Kebijakan-kebijakan tersebut memang sepatutnya yg dilakukan oleh negara pada daerahnya, tetapi tentunya tak lepas dr penyelewengan. Korupsi, pemaksaan, ketidakadilan, & ketimpangan ekonomi-sosial menjinjing rakyat Maluku dlm kondisi yg menyusahkan. Thomas Matulessy yg kemudian menyamarkan diri dgn nama Pattimura, yaitu bekas sersan mayor dlm milisi Inggris tatkala masa pendudukan. Tatkala Belanda mengambil alih, mereka kehilangan posisi & melihat semakin sengsaranya rakyat. Sehingga dgn beberapa bekas milisi yang lain mempersiapkan perlawanan dgn harapan memperbaiki kondisi rakyat, perlawanan dimulai pada tahun 1817 di Pulau Saparua & menjalar ke seluruh Maluku Tengah.

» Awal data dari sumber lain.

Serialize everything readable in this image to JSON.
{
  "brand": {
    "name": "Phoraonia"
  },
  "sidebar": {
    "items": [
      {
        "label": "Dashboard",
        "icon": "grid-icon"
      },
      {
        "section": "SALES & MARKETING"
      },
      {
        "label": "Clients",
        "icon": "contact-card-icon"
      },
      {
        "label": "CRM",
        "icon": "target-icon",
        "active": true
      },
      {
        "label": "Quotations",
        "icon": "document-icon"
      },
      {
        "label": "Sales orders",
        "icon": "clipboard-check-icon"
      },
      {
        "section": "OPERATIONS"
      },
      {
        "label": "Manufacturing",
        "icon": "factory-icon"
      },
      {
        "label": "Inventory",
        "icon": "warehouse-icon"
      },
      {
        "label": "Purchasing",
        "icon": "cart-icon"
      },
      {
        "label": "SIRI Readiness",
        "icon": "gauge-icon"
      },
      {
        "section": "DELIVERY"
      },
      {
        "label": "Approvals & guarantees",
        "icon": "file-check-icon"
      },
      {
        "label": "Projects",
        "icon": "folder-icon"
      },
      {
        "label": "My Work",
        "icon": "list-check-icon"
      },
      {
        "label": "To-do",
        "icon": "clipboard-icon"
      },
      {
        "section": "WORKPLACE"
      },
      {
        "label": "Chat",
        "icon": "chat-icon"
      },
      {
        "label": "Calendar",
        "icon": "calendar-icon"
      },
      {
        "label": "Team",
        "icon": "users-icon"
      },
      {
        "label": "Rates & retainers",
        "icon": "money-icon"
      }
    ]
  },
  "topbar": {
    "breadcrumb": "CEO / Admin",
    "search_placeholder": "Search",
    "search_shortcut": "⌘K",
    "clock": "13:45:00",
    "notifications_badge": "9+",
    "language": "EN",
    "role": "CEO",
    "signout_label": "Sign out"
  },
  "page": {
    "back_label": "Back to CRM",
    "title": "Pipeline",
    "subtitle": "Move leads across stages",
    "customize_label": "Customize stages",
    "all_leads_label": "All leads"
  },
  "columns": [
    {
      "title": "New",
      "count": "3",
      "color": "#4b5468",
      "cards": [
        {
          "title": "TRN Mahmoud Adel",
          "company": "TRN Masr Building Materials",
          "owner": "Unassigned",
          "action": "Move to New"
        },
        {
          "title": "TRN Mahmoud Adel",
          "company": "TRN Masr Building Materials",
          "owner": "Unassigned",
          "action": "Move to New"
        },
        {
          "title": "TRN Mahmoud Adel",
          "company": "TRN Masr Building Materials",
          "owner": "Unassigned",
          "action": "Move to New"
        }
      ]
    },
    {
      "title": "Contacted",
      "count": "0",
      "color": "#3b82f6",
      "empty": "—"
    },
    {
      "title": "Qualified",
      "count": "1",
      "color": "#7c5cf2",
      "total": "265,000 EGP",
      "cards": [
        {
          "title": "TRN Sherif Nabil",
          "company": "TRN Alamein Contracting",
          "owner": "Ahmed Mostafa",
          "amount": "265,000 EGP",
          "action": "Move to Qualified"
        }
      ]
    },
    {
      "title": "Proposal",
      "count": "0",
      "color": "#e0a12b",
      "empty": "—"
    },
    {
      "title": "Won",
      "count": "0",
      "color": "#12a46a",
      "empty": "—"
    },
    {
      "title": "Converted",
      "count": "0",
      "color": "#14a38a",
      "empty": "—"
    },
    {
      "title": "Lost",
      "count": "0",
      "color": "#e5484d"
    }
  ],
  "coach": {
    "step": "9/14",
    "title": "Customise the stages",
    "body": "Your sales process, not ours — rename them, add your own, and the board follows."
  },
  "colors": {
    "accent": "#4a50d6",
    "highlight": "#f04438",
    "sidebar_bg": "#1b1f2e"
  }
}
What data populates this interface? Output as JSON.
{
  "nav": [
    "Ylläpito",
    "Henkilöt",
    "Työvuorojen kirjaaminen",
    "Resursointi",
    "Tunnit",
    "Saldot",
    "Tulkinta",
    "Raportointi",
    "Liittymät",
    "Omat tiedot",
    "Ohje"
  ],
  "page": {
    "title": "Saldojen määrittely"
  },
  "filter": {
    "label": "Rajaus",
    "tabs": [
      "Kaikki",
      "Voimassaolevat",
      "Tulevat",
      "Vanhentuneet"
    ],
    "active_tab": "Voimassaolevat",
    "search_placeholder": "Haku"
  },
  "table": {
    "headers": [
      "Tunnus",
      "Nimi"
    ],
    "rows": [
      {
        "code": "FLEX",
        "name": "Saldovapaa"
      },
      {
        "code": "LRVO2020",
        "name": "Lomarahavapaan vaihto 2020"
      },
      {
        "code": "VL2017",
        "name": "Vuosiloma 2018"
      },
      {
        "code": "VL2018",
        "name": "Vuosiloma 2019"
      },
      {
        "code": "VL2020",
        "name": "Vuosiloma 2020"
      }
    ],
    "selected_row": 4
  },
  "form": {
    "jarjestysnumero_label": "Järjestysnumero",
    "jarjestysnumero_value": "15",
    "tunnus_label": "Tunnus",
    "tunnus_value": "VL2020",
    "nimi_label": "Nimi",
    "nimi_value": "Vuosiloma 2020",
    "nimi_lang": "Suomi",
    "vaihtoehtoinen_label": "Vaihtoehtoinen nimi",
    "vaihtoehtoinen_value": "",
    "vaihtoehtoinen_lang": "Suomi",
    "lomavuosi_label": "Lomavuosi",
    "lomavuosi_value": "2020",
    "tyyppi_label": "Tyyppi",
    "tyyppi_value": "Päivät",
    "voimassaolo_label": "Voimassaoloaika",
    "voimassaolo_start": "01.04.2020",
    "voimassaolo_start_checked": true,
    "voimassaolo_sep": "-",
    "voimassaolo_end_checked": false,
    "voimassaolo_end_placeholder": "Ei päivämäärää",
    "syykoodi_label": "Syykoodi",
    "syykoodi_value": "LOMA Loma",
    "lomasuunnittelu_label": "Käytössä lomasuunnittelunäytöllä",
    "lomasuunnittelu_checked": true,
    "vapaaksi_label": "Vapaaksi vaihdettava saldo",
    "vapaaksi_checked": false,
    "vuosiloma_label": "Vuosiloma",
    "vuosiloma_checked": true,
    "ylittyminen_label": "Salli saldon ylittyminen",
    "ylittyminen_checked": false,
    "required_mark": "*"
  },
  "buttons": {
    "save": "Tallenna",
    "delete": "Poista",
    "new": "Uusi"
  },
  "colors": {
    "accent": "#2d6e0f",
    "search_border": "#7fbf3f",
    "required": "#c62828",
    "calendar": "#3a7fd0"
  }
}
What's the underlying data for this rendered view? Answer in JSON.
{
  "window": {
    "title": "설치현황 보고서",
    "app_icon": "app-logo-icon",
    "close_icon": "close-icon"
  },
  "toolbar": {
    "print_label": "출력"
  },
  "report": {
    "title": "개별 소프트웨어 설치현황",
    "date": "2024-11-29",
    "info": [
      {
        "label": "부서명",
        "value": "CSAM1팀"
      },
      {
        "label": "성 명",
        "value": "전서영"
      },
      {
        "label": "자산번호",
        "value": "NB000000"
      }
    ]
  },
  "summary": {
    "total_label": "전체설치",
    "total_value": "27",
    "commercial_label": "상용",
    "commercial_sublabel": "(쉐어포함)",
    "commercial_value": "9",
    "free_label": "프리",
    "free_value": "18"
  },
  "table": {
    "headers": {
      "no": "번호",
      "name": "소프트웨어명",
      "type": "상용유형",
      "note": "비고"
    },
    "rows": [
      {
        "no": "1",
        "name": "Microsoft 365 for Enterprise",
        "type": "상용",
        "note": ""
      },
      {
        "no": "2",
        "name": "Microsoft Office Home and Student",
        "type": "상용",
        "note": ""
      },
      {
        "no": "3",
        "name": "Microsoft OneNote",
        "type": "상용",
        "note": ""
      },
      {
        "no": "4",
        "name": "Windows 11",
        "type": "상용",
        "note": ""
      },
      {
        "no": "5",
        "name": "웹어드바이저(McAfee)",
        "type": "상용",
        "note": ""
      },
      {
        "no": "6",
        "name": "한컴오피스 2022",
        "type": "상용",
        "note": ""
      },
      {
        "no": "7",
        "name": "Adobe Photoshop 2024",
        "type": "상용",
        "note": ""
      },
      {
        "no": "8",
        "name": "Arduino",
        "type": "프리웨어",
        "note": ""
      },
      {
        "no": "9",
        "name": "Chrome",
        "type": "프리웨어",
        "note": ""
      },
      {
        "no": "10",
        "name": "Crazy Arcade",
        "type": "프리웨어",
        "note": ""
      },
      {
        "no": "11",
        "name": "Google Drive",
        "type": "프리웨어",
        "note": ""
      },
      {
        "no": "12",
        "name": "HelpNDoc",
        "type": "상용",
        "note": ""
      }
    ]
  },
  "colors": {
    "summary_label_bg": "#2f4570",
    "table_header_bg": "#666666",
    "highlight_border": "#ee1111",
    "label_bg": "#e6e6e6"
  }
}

Penyerbuan pertama dilaksanakan pada 15 Mei 1817, tatkala penyerbuan mendadak ke Benteng Duurstede menewaskan Residen van den Berg & keluarganya. Belanda mengalami kesulitan melaksanakan serangan balik lantaran tak ada desa-desa yg bersedia berafiliasi untuk menyediakan kapal-kapal kecil. Pertempuran selanjutnya berpusat di Benteng Zeelandia, Pulau Haruku. Pattimura berniat untuk menguasai benteng ini sehingga Belanda tak memiliki pusat kekuasaan & harus menyingkir. Perlawanan terus berkembang ke seluruh Maluku, meliputi Hitu, Haruku, Seram, Ambon, & wilayah yang lain. Terakhir, pasukan berupaya untuk merebut Benteng Amsterdam yg mana terus dikepung namun tak kunjung takluk. Kekalahan pasukan Pattimura murni lantaran persenjataan yg kalah modern, mengingat desa-desa masih terus mendukung perlawanan. Seluruh sentra pertahanan Pattimura digempur, hutan-hutan disisir oleh tentara Belanda. Terakhir, akhir tahun 1817 Pattimura & pengikut-pengikut terakhirnya berhasil ditaklukkan di Perbentengan Ouw. Pada bulan Desember 1817, Pattimura & beberapa panglimanya dijatuhi hukuman mati di Benteng Nieuw Victoria, Ambon. Mengakhiri selamanya perlawanan rakyat Maluku melawan Belanda.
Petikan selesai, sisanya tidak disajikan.